Anarchico è, per definizione, colui che
non vuole essere oppresso e non vuole essere oppressore; colui che vuole il
massimo benessere, la massima libertà, il massimo sviluppo possibile di tutti
gli esseri umani.
Le sue idee, le sue volontà traggono
origine dal sentimento di simpatia, di amore, di rispetto verso tutti gli
umani: sentimento che deve essere abbastanza forte per indurlo a volere il bene
degli altri come il proprio, ed a rinunziare a quei vantaggi personali che domandano,
per essere ottenuti, il sacrificio degli altri.
Se non fosse così perché dovrebbe egli
essere nemico dell’oppressione e non cercare invece di divenire oppressore?

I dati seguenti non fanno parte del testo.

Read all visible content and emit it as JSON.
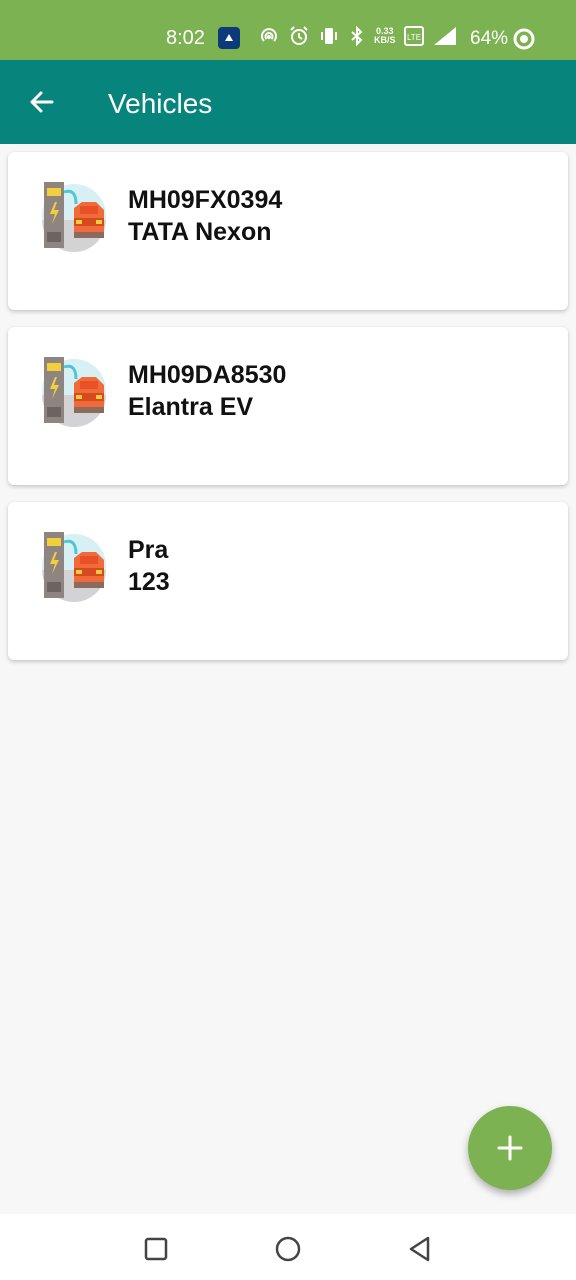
{
  "status_bar": {
    "time": "8:02",
    "net_speed_value": "0.33",
    "net_speed_unit": "KB/S",
    "battery": "64%"
  },
  "app_bar": {
    "title": "Vehicles",
    "back_icon": "arrow-left-icon"
  },
  "vehicles": [
    {
      "plate": "MH09FX0394",
      "model": "TATA Nexon",
      "icon": "ev-charger-car-icon"
    },
    {
      "plate": "MH09DA8530",
      "model": "Elantra EV",
      "icon": "ev-charger-car-icon"
    },
    {
      "plate": "Pra",
      "model": "123",
      "icon": "ev-charger-car-icon"
    }
  ],
  "fab": {
    "icon": "plus-icon",
    "accent": "#7cb251"
  },
  "colors": {
    "status_bar": "#7cb251",
    "app_bar": "#07857c",
    "background": "#f7f7f7"
  },
  "nav": {
    "recent": "square-icon",
    "home": "circle-icon",
    "back": "triangle-back-icon"
  }
}
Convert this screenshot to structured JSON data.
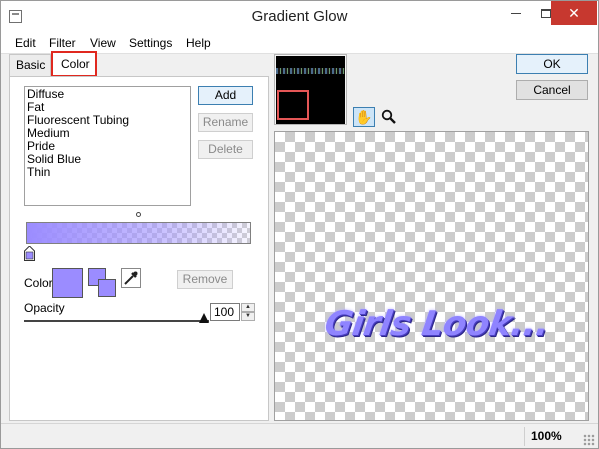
{
  "window": {
    "title": "Gradient Glow"
  },
  "menubar": {
    "items": [
      "Edit",
      "Filter",
      "View",
      "Settings",
      "Help"
    ]
  },
  "tabs": {
    "basic": "Basic",
    "color": "Color",
    "active": "Color"
  },
  "presets": [
    "Diffuse",
    "Fat",
    "Fluorescent Tubing",
    "Medium",
    "Pride",
    "Solid Blue",
    "Thin"
  ],
  "buttons": {
    "add": "Add",
    "rename": "Rename",
    "delete": "Delete",
    "remove": "Remove",
    "ok": "OK",
    "cancel": "Cancel"
  },
  "color": {
    "label": "Color",
    "value": "#9b8cff"
  },
  "opacity": {
    "label": "Opacity",
    "value": "100"
  },
  "preview": {
    "text": "Girls Look..."
  },
  "status": {
    "zoom": "100%"
  },
  "icons": [
    "app-icon",
    "minimize-icon",
    "maximize-icon",
    "close-icon",
    "hand-tool-icon",
    "zoom-tool-icon",
    "eyedropper-icon",
    "gradient-stop-icon",
    "size-grip-icon"
  ]
}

L’anarchico sa che l’individuo non può
vivere fuori della società, anzi non esiste, in quanto individuo umano, se non
perché porta in sé i risultati dell’opera d’innumerevoli generazioni passate, e
profitta durante tutta la sua vita del concorso dei suoi contemporanei.
Egli sa che l’attività di ciascuno
influisce, diretta o indirettamente, sulla vita di tutti, e riconosce perciò la
grande legge di solidarietà, che domina nella società come nella natura. E
siccome egli vuole la libertà di tutti. Bisogna che voglia che l’azione di
questa necessaria solidarietà invece di essere imposta e subita, inconsciamente
ed involontariamente, invece di essere lasciata al caso e di essere sfruttata a
vantaggio di alcuni ed a danno di altri, diventi cosciente e volontaria e si
esplichi quindi ad eguale benefizio di tutti.
O essere oppressi, o essere oppressori,
o cooperare volontariamente al maggior bene di tutti. Non vi è altra
alternativa possibile; e gli anarchici naturalmente sono, e non possono non
essere, per la cooperazione libera e voluta.
È anarchico colui che la massima sua
soddisfazione trova nel lottare per il bene di tutti, per la realizzazione di
una società in cui egli possa trovarsi, fratello tra i fratelli. Chi invece può
adattarsi, contento, a vivere tra schiavi e trarre profitto dal lavoro di
schiavi, non è non può essere anarchico.